It’s the time of year for ERG leads and Diversity, Equity, and Inclusion Professionals to start preparing for the 2023 Pride season! For many orgs, this could be their first year jumping into the world of Pride, and it's really important that PRIDE events are authentic and provide value to the organization.
What is Pride?
Pride is the time of year when folx who identify and support the LGBTQQIAA2SP (Lesbian, Gay, Bisexual, Transgender, Queer, Questioning, Intersex, Asexual, Ally, Two-Spirit, Pansexual) Community come together through celebrations commemorating the Stonewall Riots; it's also a time to honor LGBTQ+ rights activists like Marsha P. Johnson and Sylvia Rivera. The month of June is designated as Pride Month, but based on location, your local pride celebrations may occur between March and September. Check here to learn more about Pride celebrations worldwide!
Should My Org Hold a Pride Event?
In the spirit of diversity, equity, and inclusion, yes. Keep in mind that you’ll want your approach, focus, and event type to fit with your organization's level of support for the LGBTQ+ Community and allyship among employees. For example, if this is your fourth PRIDE event, a basic intro to the LGBTQ+ Community may not engage and encourage growth from your colleagues. An organization's first PRIDE event that is filled with too much terminology and too serious of a tone could cause folx to withdraw from the conversation. It’s important to find that balance. At Awesomely Authentic, we have found that a good blend for an introductory event is basic LGBTQ+ terminology, overview of history, and an upbeat tone with moments of self-refection and sincerity.

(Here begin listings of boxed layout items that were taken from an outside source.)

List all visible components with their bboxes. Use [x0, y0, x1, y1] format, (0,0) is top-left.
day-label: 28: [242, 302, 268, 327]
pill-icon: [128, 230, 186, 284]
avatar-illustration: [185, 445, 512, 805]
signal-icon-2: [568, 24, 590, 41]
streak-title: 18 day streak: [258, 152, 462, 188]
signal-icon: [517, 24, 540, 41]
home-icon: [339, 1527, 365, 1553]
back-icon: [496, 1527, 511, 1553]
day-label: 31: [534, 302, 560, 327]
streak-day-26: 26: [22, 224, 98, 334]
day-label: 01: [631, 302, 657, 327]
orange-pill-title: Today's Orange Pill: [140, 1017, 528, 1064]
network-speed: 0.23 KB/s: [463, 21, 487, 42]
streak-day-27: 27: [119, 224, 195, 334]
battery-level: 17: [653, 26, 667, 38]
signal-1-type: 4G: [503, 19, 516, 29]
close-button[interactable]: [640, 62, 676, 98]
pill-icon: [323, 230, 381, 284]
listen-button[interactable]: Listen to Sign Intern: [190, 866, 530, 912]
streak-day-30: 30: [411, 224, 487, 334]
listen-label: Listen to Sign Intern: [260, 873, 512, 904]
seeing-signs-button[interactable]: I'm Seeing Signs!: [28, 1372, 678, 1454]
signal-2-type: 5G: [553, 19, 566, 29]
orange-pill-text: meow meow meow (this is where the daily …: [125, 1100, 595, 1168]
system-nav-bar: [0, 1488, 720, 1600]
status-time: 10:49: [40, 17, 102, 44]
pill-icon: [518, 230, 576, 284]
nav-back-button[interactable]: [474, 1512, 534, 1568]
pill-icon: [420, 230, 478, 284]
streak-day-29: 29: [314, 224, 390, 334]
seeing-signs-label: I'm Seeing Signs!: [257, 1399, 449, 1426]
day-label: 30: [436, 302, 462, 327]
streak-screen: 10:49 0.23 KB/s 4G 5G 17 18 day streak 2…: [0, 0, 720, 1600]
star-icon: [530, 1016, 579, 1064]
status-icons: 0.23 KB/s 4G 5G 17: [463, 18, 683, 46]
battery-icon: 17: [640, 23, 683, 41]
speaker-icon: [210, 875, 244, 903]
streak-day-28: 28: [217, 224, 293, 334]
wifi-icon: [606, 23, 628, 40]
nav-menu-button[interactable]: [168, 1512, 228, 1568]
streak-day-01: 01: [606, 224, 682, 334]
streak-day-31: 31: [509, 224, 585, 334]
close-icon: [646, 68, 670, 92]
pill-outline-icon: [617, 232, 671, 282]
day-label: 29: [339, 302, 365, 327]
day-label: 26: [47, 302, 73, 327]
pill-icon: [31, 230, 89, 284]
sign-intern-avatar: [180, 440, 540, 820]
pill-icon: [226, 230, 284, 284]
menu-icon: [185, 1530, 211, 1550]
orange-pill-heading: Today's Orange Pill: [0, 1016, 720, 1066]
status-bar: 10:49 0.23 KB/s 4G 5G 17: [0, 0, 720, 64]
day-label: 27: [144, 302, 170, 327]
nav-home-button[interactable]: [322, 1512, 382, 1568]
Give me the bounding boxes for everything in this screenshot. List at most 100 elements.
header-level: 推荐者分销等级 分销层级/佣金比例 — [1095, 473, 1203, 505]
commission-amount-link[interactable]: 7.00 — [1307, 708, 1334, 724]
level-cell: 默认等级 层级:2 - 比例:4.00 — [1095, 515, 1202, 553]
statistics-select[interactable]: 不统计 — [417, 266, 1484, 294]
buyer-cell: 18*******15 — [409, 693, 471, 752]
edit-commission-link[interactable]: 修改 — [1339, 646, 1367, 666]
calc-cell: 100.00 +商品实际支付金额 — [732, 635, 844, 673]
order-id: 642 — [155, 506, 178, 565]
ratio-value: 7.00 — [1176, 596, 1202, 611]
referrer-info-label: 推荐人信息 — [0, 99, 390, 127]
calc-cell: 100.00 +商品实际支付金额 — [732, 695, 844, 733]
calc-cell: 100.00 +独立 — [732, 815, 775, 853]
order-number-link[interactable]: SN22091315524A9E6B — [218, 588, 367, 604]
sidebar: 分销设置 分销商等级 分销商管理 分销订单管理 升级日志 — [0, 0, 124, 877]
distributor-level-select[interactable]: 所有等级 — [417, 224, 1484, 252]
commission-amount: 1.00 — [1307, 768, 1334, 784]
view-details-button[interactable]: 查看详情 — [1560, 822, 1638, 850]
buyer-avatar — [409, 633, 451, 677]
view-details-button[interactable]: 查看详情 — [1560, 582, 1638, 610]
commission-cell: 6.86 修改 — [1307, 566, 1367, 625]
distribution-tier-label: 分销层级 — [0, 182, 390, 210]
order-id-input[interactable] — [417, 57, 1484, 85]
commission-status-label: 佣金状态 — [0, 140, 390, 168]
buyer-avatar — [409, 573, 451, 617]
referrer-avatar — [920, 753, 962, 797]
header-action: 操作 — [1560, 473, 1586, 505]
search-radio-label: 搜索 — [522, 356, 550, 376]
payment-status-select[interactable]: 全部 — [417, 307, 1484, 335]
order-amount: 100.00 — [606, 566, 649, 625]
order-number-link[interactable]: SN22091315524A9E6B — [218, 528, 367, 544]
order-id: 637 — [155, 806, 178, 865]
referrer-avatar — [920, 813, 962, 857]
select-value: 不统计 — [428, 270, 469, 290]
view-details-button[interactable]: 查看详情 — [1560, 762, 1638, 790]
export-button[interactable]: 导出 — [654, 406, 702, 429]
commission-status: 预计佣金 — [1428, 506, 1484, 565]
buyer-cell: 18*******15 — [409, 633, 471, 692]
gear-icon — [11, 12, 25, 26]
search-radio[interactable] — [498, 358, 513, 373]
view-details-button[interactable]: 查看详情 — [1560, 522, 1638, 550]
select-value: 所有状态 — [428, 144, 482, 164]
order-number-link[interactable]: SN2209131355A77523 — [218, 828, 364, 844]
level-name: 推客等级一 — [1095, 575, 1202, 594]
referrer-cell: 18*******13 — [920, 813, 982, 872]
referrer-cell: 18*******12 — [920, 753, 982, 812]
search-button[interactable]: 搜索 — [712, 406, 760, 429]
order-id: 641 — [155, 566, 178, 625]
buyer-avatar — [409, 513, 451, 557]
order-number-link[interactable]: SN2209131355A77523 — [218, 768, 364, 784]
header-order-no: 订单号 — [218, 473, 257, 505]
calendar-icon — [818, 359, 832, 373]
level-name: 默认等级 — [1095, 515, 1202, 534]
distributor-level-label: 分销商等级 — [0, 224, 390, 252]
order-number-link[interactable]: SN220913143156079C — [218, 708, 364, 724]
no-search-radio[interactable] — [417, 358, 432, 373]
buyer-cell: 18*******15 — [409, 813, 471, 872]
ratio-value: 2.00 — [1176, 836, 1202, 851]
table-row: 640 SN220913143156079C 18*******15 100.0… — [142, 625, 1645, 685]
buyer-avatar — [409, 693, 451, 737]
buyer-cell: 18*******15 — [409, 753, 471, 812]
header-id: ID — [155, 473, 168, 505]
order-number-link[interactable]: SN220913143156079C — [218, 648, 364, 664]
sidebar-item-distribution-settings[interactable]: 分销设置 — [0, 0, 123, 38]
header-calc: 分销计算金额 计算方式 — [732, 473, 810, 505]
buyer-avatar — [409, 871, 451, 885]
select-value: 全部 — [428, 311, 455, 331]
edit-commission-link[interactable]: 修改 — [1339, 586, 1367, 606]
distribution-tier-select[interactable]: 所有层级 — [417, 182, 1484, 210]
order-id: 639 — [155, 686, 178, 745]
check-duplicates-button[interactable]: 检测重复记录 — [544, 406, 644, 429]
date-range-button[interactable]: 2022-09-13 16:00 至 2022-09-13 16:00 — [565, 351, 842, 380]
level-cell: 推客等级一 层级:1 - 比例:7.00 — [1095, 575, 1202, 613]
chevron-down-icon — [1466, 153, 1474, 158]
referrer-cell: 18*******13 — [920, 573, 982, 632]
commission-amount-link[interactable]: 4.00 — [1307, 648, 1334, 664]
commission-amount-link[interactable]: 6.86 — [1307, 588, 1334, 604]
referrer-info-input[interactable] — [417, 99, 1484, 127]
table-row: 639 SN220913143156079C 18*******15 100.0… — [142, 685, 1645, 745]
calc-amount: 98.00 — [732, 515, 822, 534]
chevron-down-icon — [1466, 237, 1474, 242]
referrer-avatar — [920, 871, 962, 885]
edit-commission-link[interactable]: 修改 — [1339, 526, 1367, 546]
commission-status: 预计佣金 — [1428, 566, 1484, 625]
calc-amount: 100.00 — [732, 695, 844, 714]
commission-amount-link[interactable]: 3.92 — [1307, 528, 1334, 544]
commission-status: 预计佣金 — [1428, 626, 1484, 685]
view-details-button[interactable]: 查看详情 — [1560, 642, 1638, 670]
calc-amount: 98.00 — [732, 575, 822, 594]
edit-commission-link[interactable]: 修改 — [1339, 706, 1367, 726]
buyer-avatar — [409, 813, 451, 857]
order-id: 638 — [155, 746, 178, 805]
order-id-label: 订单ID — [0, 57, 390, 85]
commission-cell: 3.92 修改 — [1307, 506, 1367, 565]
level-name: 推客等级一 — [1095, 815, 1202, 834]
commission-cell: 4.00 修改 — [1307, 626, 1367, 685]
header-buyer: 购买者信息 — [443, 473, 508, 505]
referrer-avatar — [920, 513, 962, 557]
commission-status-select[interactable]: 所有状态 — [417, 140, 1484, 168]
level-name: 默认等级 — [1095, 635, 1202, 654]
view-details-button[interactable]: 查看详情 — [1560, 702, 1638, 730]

For employee resource groups, we have our newest training:
"Resiliency & Creating Community"
Includes: 45-minute content on Resiliency & Creating Community
15-minute Q&A Anonymous Google form link for Q&A Fee includes recording and sharing internally
Customized Virtual Pride Guide Learning Objectives: Identifying key steps to improving your workplace resiliency Creating a sense of community resiliency through employee resource groups (ERGs) Building relationships and an engaging safe space for underrepresented folx
Interested in learning more? Contact us firstname.lastname@example.org
Look for Collaborators
If you’ve never held a Pride event at your organization and you have no LGBTQ+ or diversity-related support, then you want to find collaborators and allies first. Do any of your colleagues have interest in a Pride event? If you feel comfortable, ask around and drum up some support. Try your best to find 2-3 others in your org who would want to help out.
Does your org have any employee resource groups or diversity committees? These do not need to be focused on just LGBTQ+ identities since the community intersects across many identities. If there are, ask if they’d like to help support a Pride event. This can also help broaden discussions on intersectionality.
Talk to Human Resources or Culture Teams and see what type of assistance they may be able to provide (funding, bandwidth to help out, insight into event types that do well at your org, etc.).
Set Clear Learning Objectives
Now that you have collaborators and support, you’ll want to gather information on what your learning objectives should be. With the help of your collaborators, you can connect your event to other goals of the business. Do the ERGs need to do a certain number of events each quarter? Is HR looking at adding more diversity content to their learning and development goals?
Engaging! Engaging! Engaging!
Our two most popular events are our PRIDE BINGO and Queer Vaudeville Showcase. Why? Because those events are engaging, entertaining, and educational.
Queer Vaudeville Showcase
3 LGBTQ+ Performers with a variety of musical, circus, artistic, and comedic talents drop into your customized learning vaudeville variety show. Entertain your folx, while educating them about the vast experiences of LGBTQ+ folx and types of allyship needed. Check out more here.
Give Back to the Community
One of the main things you want to do is give back to the community in some form or fashion. Find nonprofits to donate your time or money to. Create an ERG event where you and your ERG members volunteer with your local LGBTQ+ Center. You can check this link for a list of LGBTQ Centers that you can reach out to.
In the end, the goal of celebrating PRIDE is to support the LGBTQ+ folx at your org, make an impact in your local community, and offer some of the joy and reflection that Pride month brings.